Armut ist nicht nur ein materielles Problem, wie die Diskussion deutlich machte. Denn der Mangel an Geld kann auch die soziale Entwicklung der Betroffenen beeinflussen. Arme Kinder hätten oft keine Hobbys, sagte Schweers. Und die unzähligen Anträge auf Extraleistungen, wie Klassenfahrten und besondere Bildungsangebote, führten bei manchen Eltern zu einer gewissen Erschöpfung. Die eigene finanzielle Situation „immer wieder offenlegen“, das sei nicht gerade einfach. Schweers zeichnete geradezu das Bild einer Abwärtsspirale: Sind die Eltern arm, haben die Kinder in der Schule oft das Nachsehen und später dann selbst schlechtere Berufschancen. „Wir haben lebenslange Armutskarrieren“, sagte Schweers. Und noch drastischer: „Armut verkürzt das Leben.“ Zweiflern an dieser Aussage erklärte sie: „Dazu gibt es gesicherte Zahlen.“
Einige Viertel sind besonders arm
In Potsdam ist zudem der Anteil armer Menschen in den verschiedenen Stadtteilen unterschiedlich stark ausgeprägt. Das betrifft freilich auch die hier lebenden Kinder. Schubert, der auch SPD-Oberbürgermeisterkandidat ist, präsentierte eine Statistik, wonach besonders der Schlaatz, die Waldstadt II und Drewitz von Kinderarmut betroffen sind. Etwas weniger belastet, aber immer noch im kritischen Bereich sind das Zentrum-Ost und der Stern. Erst kürzlich hatte eine Studie des Wissenschaftszentrums Berlin für Sozialforschung (WZB) nachgewiesen, dass in Potsdam die räumliche Trennung von Arm und Reich innerhalb des Stadtgebiets – die sogenannte Segregation – schneller wächst, als in den meisten anderen Städten Deutschlands (PNN berichteten). Bei Familien mit Kindern, die Sozialleistungen beziehen, ist diese Segregation demnach in Potsdam sogar noch stärker ausgeprägt, als in der Gesamtbevölkerung der Landeshauptstadt.

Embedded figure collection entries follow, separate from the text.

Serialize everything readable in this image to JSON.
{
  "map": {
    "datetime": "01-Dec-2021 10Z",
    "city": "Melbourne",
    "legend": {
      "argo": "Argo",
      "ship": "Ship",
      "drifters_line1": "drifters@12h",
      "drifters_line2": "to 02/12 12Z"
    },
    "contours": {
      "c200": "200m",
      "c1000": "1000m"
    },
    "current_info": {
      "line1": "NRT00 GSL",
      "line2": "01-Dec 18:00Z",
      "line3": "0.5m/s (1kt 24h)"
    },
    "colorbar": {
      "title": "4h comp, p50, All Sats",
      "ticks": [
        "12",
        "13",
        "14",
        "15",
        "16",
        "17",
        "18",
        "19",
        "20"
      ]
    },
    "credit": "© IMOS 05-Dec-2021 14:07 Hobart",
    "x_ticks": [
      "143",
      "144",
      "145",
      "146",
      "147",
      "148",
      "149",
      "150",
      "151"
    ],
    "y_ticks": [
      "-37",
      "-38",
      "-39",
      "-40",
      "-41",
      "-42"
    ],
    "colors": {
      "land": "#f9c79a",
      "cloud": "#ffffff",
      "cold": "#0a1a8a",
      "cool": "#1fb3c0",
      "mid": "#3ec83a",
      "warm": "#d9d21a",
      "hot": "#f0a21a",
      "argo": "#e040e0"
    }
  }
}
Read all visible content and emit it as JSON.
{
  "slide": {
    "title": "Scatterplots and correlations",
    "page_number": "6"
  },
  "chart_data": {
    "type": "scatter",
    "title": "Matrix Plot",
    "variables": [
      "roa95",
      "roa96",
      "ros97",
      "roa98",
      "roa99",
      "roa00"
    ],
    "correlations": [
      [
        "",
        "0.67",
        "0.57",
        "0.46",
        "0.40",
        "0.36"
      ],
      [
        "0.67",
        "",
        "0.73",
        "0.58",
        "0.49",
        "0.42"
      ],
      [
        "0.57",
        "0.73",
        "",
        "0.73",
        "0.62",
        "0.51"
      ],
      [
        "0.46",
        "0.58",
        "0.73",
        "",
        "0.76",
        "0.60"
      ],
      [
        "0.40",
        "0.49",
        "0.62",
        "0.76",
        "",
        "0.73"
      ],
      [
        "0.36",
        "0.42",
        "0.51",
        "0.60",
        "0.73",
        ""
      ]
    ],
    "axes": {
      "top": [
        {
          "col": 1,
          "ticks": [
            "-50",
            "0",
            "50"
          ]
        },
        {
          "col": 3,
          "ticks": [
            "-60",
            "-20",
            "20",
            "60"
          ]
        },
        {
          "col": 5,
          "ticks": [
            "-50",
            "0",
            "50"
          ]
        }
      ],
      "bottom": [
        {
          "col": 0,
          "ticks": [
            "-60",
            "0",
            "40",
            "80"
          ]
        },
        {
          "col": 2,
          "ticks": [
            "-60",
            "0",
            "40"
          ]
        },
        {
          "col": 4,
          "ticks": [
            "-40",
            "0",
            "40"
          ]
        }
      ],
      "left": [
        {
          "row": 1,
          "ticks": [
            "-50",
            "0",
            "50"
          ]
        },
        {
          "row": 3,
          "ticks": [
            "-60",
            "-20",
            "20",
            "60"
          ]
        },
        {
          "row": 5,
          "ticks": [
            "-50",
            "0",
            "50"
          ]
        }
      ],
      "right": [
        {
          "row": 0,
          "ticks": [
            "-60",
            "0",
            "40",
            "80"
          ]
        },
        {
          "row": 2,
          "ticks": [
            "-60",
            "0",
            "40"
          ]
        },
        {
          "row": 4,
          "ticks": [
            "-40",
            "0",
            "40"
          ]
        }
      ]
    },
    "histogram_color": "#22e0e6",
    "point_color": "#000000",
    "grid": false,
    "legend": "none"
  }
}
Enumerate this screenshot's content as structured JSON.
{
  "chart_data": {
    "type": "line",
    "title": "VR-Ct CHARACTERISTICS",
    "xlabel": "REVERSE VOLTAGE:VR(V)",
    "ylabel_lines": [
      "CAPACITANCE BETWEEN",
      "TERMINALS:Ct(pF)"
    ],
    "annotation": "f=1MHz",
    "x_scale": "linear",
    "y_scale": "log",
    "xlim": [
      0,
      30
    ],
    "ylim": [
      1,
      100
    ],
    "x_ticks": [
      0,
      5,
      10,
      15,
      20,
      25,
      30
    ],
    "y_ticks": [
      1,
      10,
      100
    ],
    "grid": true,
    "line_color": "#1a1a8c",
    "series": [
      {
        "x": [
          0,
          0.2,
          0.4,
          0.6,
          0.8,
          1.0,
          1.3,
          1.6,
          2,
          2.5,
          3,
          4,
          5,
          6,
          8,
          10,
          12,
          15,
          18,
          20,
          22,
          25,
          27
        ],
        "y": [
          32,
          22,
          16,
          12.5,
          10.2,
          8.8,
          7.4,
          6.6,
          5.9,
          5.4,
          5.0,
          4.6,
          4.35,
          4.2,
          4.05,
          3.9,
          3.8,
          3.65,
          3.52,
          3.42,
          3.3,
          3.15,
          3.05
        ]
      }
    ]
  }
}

Auch an den Schulen Potsdams ist laut Schweers eine Ungleichverteilung von finanziell benachteiligten und bessergestellten Schülern zu verzeichnen. Teilweise gebe es dort „überhaupt keine Armen“. An anderen Schulen wiederum sei der Anteil armer Kinder recht hoch.
Gleiche Chancen für alle
Zur Förderung der Chancengerechtigkeit von Kindern und Jugendlichen soll noch in diesem Jahr ein Maßnahmeplan von der Kommune verabschiedet werden, kündigte Schubert an. Kooperationspartner dabei ist unter anderem das Deutsche Kinderhilfswerk. Das Ziel des Plans: Alle Potsdamer Kinder und Jugendlichen sollen „die entsprechende Förderung für ihre Entwicklung und ihre Stärken erhalten – vom Start ins Leben bis zum Übergang ins Erwachsenenalter“, heißt es in einem Papier der Verwaltung.
Eilig hatte man es allerdings bislang nicht mit diesem Vorhaben: Schon 2014 wollte man mit den Arbeiten am Maßnahmeplan beginnen. Im Januar 2016 sollte der Entwurf fertig sein. Nun also klappt das frühestens 2018.